Depuis 2011, le théâtre de la Gaîté à Paris est entièrement dédié aux arts numériques et aux musiques actuelles.

Du numérique aux environnements virtuels et augmentés

« Le terme d’environnement, rappelle Valérie Morignat, est entré dans le champ des arts au cours des années 1960, en pleine période du décloisonnement des catégories artistiques. À l’époque, celui-ci qualifie déjà un milieu englobant et participatif au sein duquel l’expérience perceptive et critique du spectateur est vivement convoquée. » Le spectateur est invité à s'impliquer physiquement dans le processus de création. Dans les environnements interactifs, "truffés de capteurs invisibles qui interprètent les mouvements et la morphologie du spectateur, la sensorialité humaine est immergée dans un monde où elle est sollicitée, interprétée, pour finalement devenir une matrice créative qui informe et régénère l'espace environnant."

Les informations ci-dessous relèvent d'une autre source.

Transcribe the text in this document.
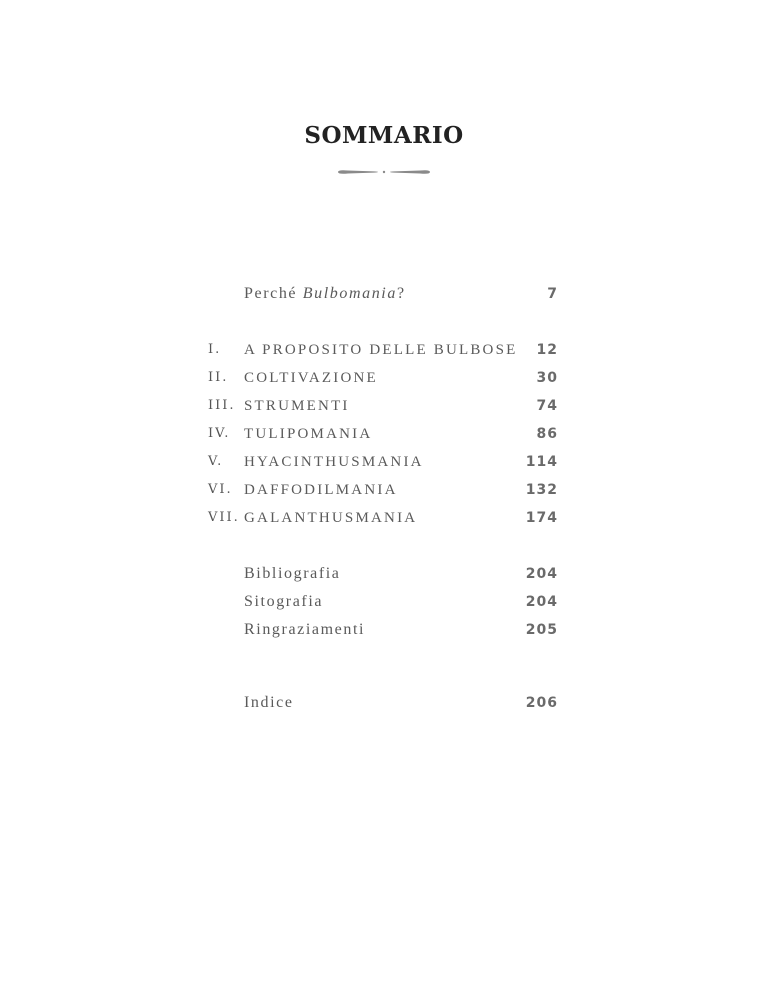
SOMMARIO
Perché Bulbomania?	7
I. A PROPOSITO DELLE BULBOSE 12
II. COLTIVAZIONE	30
III. STRUMENTI	74
IV. TULIPOMANIA	86
V. HYACINTHUSMANIA	114
VI. DAFFODILMANIA	132
VII. GALANTHUSMANIA	174
Bibliografia	204
Sitografia	204
Ringraziamenti	205
Indice	206
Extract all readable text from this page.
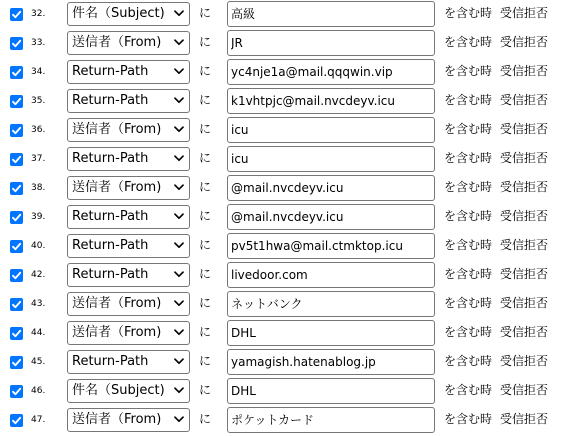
32.	件名（Subject)	に 高級	を含む時 受信拒否
33.	送信者（From)	に JR	を含む時 受信拒否
34.	Return-Path	に yc4nje1a@mail.qqqwin.vip	を含む時 受信拒否
35.	Return-Path	に k1vhtpjc@mail.nvcdeyv.icu	を含む時 受信拒否
36.	送信者（From)	に icu	を含む時 受信拒否
37.	Return-Path	に icu	を含む時 受信拒否
38.	送信者（From)	に @mail.nvcdeyv.icu	を含む時 受信拒否
39.	Return-Path	に @mail.nvcdeyv.icu	を含む時 受信拒否
40.	Return-Path	に pv5t1hwa@mail.ctmktop.icu	を含む時 受信拒否
42.	Return-Path	に livedoor.com	を含む時 受信拒否
43.	送信者（From)	に ネットバンク	を含む時 受信拒否
44.	送信者（From)	に DHL	を含む時 受信拒否
45.	Return-Path	に yamagish.hatenablog.jp	を含む時 受信拒否
46.	件名（Subject)	に DHL	を含む時 受信拒否
47.	送信者（From)	に ポケットカード	を含む時 受信拒否
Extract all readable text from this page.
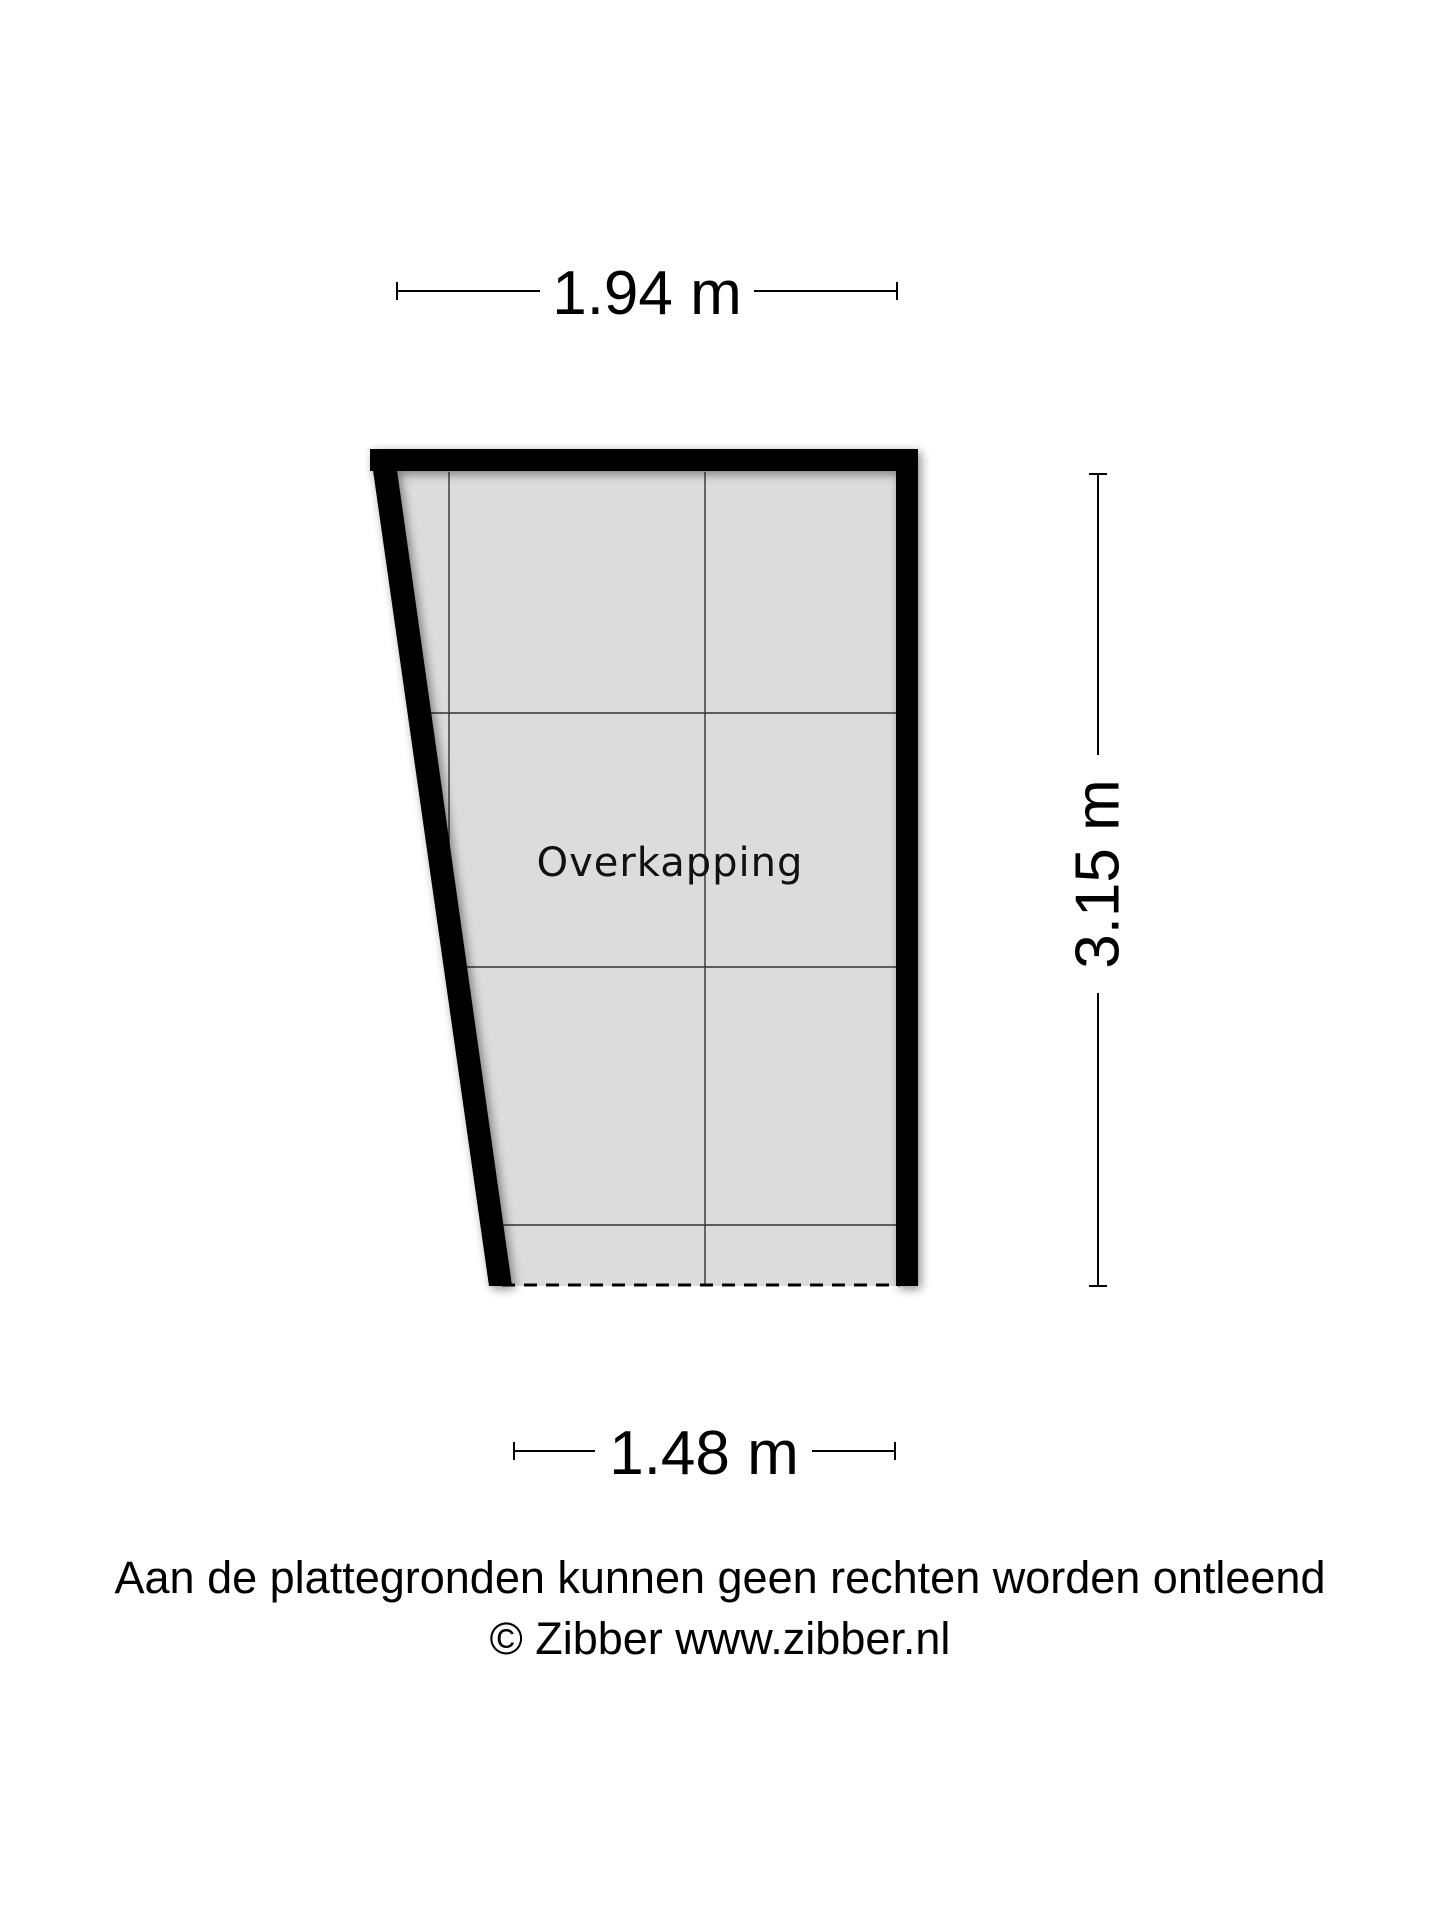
1.94 m
3.15 m
Overkapping
1.48 m
Aan de plattegronden kunnen geen rechten worden ontleend
© Zibber www.zibber.nl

Avant l'arrivée massive des techniques numériques, des environnements interactifs ont pu être créés par des moyens exclusivement analogiques, comme par exemple en 1955 avec les tours cybernétiques de Nicolas Schöffer ou en 1980, avec l'installation musicale et visuelle interactive "Sonopticon" des artistes français Jean-Robert Sedano et Solveig de Ory.

Au début des années 1980, Marc le Bot pensait que l'ordinateur ne pourrait être l'instrument de la création artistique car il n'impliquait pas le corps. Pierre Lévy (Qu'est-ce que le virtuel ?) ou Jean-Louis Boissier (La relation comme forme), à l'appui du développement d'un "art des interfaces" ont démontré que le corps était au contraire particulièrement engagé par les processus de la création numérique (motion-capture, data-gloves, capteurs de mouvement, etc). Diana Domingues ajoutera qu'au-delà de l’interface, il est important "d’insister sur l’importance de la dimension comportementale de l’art interactif, dans laquelle un corps est enclin à ressentir quelque chose qui amplifie sa dimension de monde".

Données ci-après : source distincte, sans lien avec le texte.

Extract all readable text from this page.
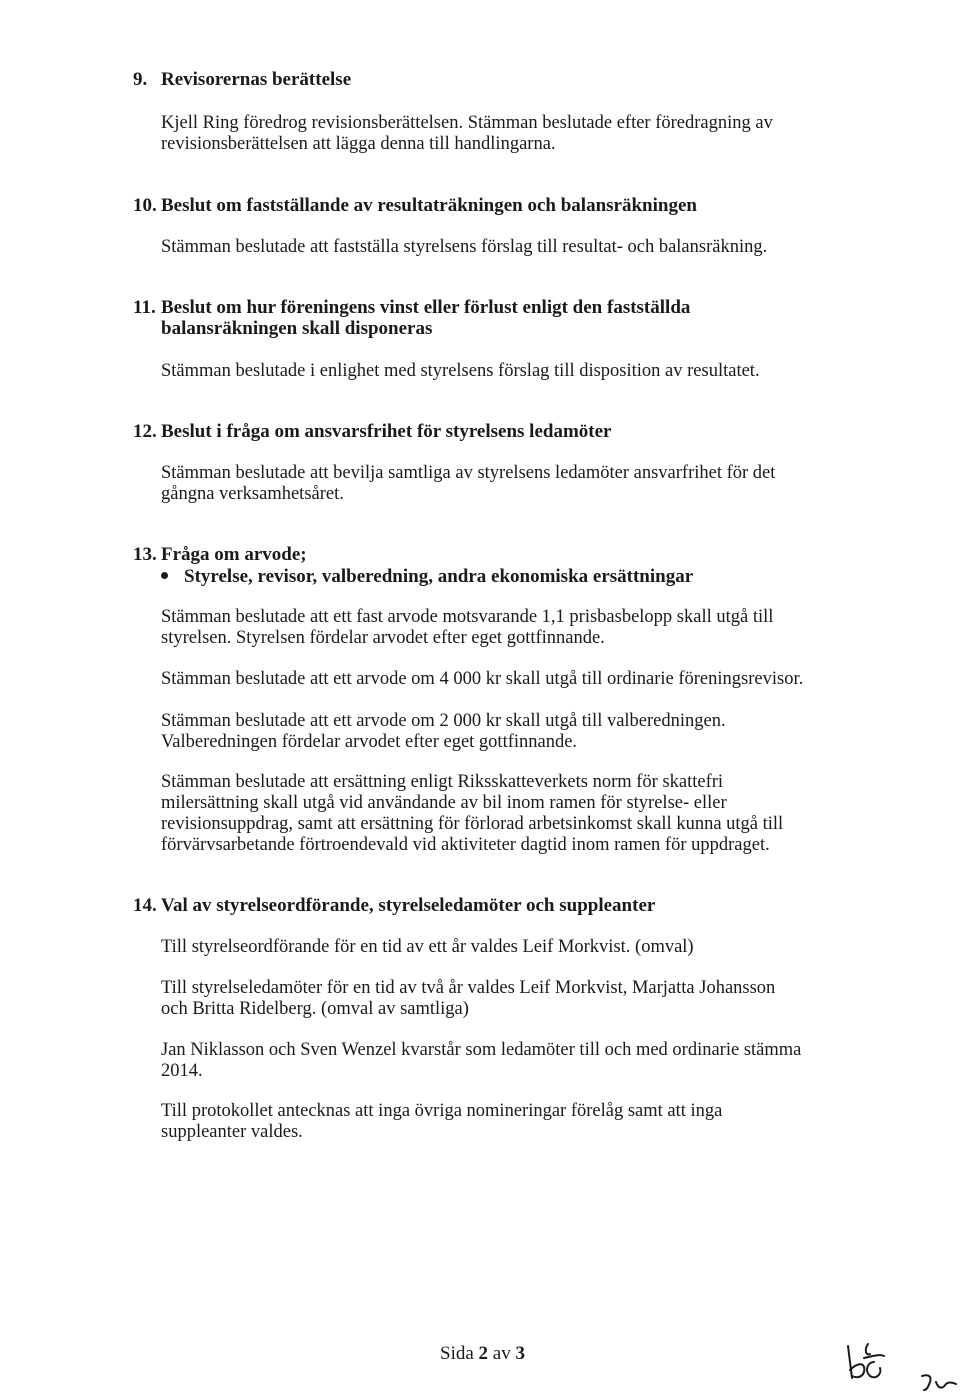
9. Revisorernas berättelse
Kjell Ring föredrog revisionsberättelsen. Stämman beslutade efter föredragning av
revisionsberättelsen att lägga denna till handlingarna.
10. Beslut om fastställande av resultaträkningen och balansräkningen
Stämman beslutade att fastställa styrelsens förslag till resultat- och balansräkning.
11. Beslut om hur föreningens vinst eller förlust enligt den fastställda
balansräkningen skall disponeras
Stämman beslutade i enlighet med styrelsens förslag till disposition av resultatet.
12. Beslut i fråga om ansvarsfrihet för styrelsens ledamöter
Stämman beslutade att bevilja samtliga av styrelsens ledamöter ansvarfrihet för det
gångna verksamhetsåret.
13. Fråga om arvode;
Styrelse, revisor, valberedning, andra ekonomiska ersättningar
Stämman beslutade att ett fast arvode motsvarande 1,1 prisbasbelopp skall utgå till
styrelsen. Styrelsen fördelar arvodet efter eget gottfinnande.
Stämman beslutade att ett arvode om 4 000 kr skall utgå till ordinarie föreningsrevisor.
Stämman beslutade att ett arvode om 2 000 kr skall utgå till valberedningen.
Valberedningen fördelar arvodet efter eget gottfinnande.
Stämman beslutade att ersättning enligt Riksskatteverkets norm för skattefri
milersättning skall utgå vid användande av bil inom ramen för styrelse- eller
revisionsuppdrag, samt att ersättning för förlorad arbetsinkomst skall kunna utgå till
förvärvsarbetande förtroendevald vid aktiviteter dagtid inom ramen för uppdraget.
14. Val av styrelseordförande, styrelseledamöter och suppleanter
Till styrelseordförande för en tid av ett år valdes Leif Morkvist. (omval)
Till styrelseledamöter för en tid av två år valdes Leif Morkvist, Marjatta Johansson
och Britta Ridelberg. (omval av samtliga)
Jan Niklasson och Sven Wenzel kvarstår som ledamöter till och med ordinarie stämma
2014.
Till protokollet antecknas att inga övriga nomineringar förelåg samt att inga
suppleanter valdes.
Sida 2 av 3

Les environnements de réalité virtuelle (RV) ou de réalité augmentée (RA), constituent aujourd'hui des catégories importantes de la création numérique. Des artistes comme Jeffrey Shaw, Christa Sommerer et Laurent Mignonneau, Maurice Benayoun, Char Davies et Sophie Lavaud se sont efforcés de montrer qu'au-delà des enjeux technologiques et spectaculaires, un nouveau potentiel d'écriture s'offrait à l'artiste pour créer des situations complexes, conceptuelles, oniriques ou engagées.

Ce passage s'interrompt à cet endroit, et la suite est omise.